Weight change for the 100 days: 209.9 lbs to 205.4 lbs. That’s not really stellar progress but compared to gaining I suppose I’ll take it. I also didn’t “cheat” once; meaning I didn’t ever deliberately eat foods containing sugar, starch or other carbohydrates – but that wasn’t a surprise, aside from “robins eggs” that are still kicking around my house I’m not tempted at all by carby foods. For the most part I did have 3 meals of Keto Chow a day for the 100 days but it’s the “extra” stuff that was detrimental.
This 100 day experiment was a good experience though. I can see a direct correlation between my progress and the amount of malitol I consumed, for one thing. Malitol is a relatively common “sugar free” sweetener. And by “sugar free” I’m using the loose standard the food industry uses since it is a sugar alcohol and is arguably better than sucrose, though not by much. Because malitol is cheaper than most of the sugar alcohols like Erythritol it gets used pretty frequently in sugar free stuff. Like Russell Stover chocolates, sugar free lemon heads and others. My advice to myself and to others: if it has malitol then you can’t subtract the sugar alcohols from the total carbohydrates. In other words: just avoid it entirely. Go get some Swerve sweetener and make your own stuff instead. Seriously, it’s my downfall and I’m finally coming to terms with it. As much as people rail against aspartame and sucralose at least I know they don’t affect my metabolism.

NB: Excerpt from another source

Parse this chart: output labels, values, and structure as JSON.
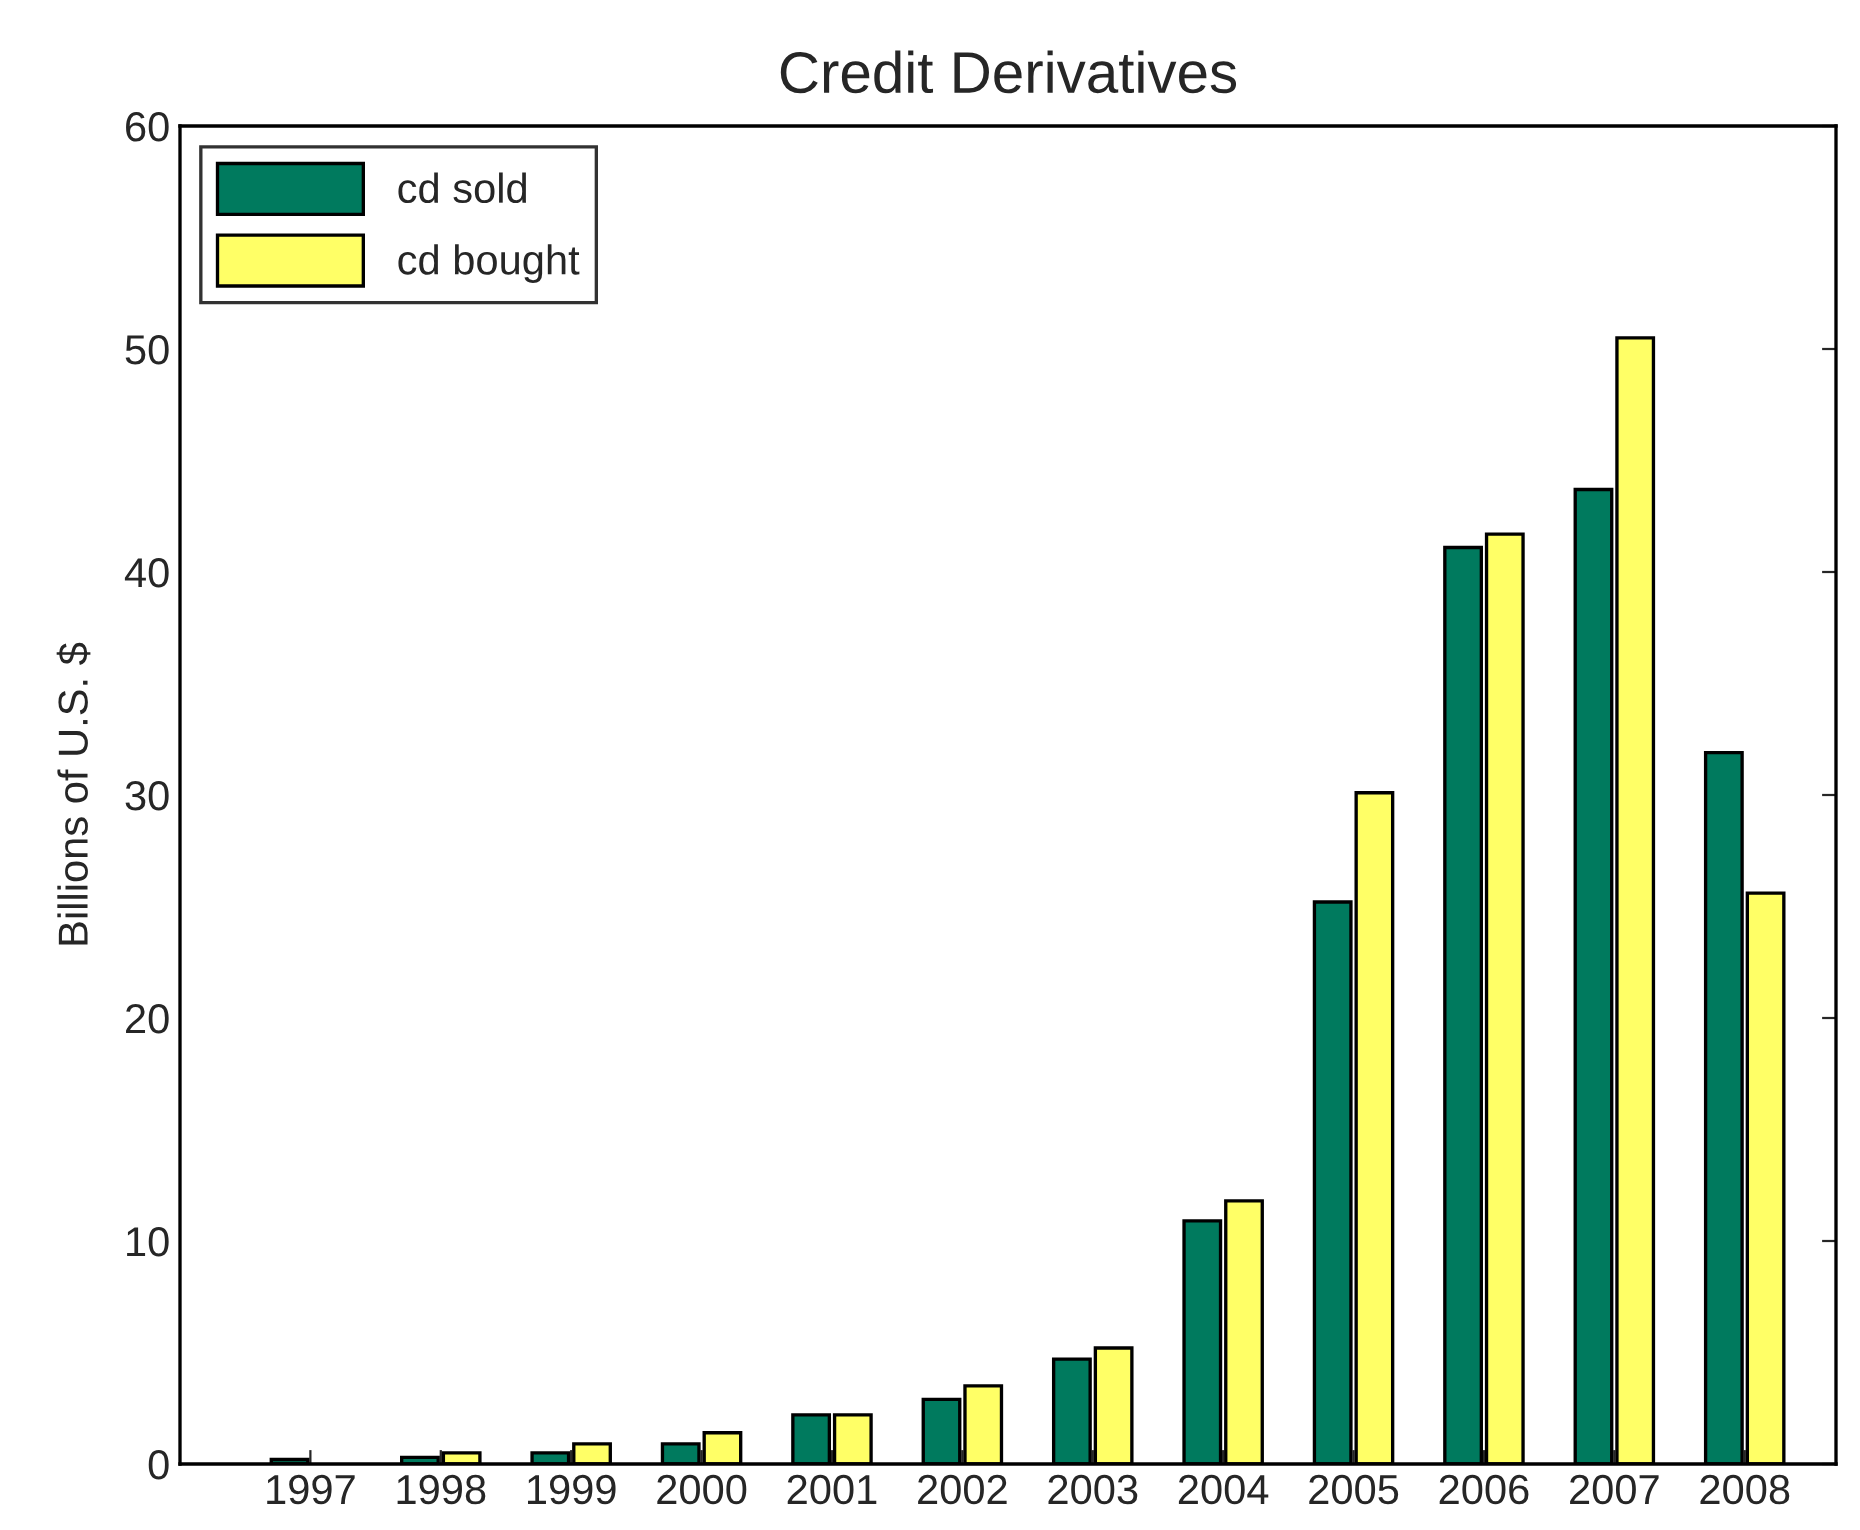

So, I didn’t lose much weight during the experiment, what about blood ketones? First off: measuring your ketones is generally a really bad idea. It’s motivational to get some of the urine test strips when you are very first starting out doing keto since you can see a tangible and almost immediate result. As your body adapts to ketosis the urine test strips become useless though, you stop producing extra that gets excreted and the strips stop working. So you can test with blood tests or breath acetone tests. The blood tests are like $2 each and the breath tester is $150. You also fall into a non-constructive pattern if you are constantly testing and “chasing ketones”. You’re better off just limiting your carbohydrates, tracking food in general and keeping at it. Keep Calm and Keto On (KCKO) as they say. So I did measure my blood ketone levels every day. Near the end of the experiment I discovered that I was doing it wrong! Thanks to the “dawn phenomenon” my glucose was high and ketones were low every morning when I tested. That can partially account for why I only averaged 0.5 mmol/L during the experiment (you want to be in the 1.5-3.0 range). the rest of it is the aforementioned malitol.
So here’s where I get into my rant: I feel your pain because it’s my pain too.
Losing weight can be very, very difficult for people (at times it can also be really easy for others). The irony is that almost all of the people you see that advocate exercise, active lifestyles and other “traditional” forms of weight loss have never experienced Metabolic Syndrome, Insulin Resistance or Diabetes. You see the rail thin “never been overweight” paragons of fitness selling exercise plans to get people skinny, or body wraps, or ab crunchers. Even the models they use for weight reduction surgery look like they’ve NEVER been obese. They just don’t understand, and it drives me nuts. Unfortunately society as a whole also subscribes to the notion that all you have to do to be skinny is exercise, fat people are lazy, it’s a moral weakness.
Being fat is a lack of character so far as being allergic to peanuts is a lack of character. Some people can’t handle gluten, others get sunburn almost by looking at a photograph of the sun. Are those problems with their moral fiber, with their will power? Should society look down on them? Maybe they should just try not being diabetic, or celiac , or ginger. Your body’s ability or inability to process glucose/carbohydrates isn’t your fault. If people happen to have won the genetic lottery and their cells haven’t become resistant to insulin yet then that’s also not something they should be applauded for. That’s just how your body may be.
When I was a skinny little kid with asthma I couldn’t gain weight for anything. Then I overcame that and, by the outward indicators, slowly worked up resistance to insulin. I stopped processing glucose like I was supposed to. I don’t know if that was genetics, environment, or (more likely) a result of what I was eating combined with the two. Regardless, I got fat and stayed fat. To date, the only thing that has had a consistent effect on my weight was coming to terms with how I personally metabolize glucose (or rather don’t). Switching to a ketogenic diet has impacted my health and weight tremendously and I don’t see any reason I would ever stop. Why eat bread when you can eat bacon?
So I consider these 100 days a success for the additional experience I gained. Sure it would have been awesome to be down to 180, but when people report that they’re having issues losing weight I more than understand. I’ve had the same frustrations and maybe even done the same things that are hindering your/their progress.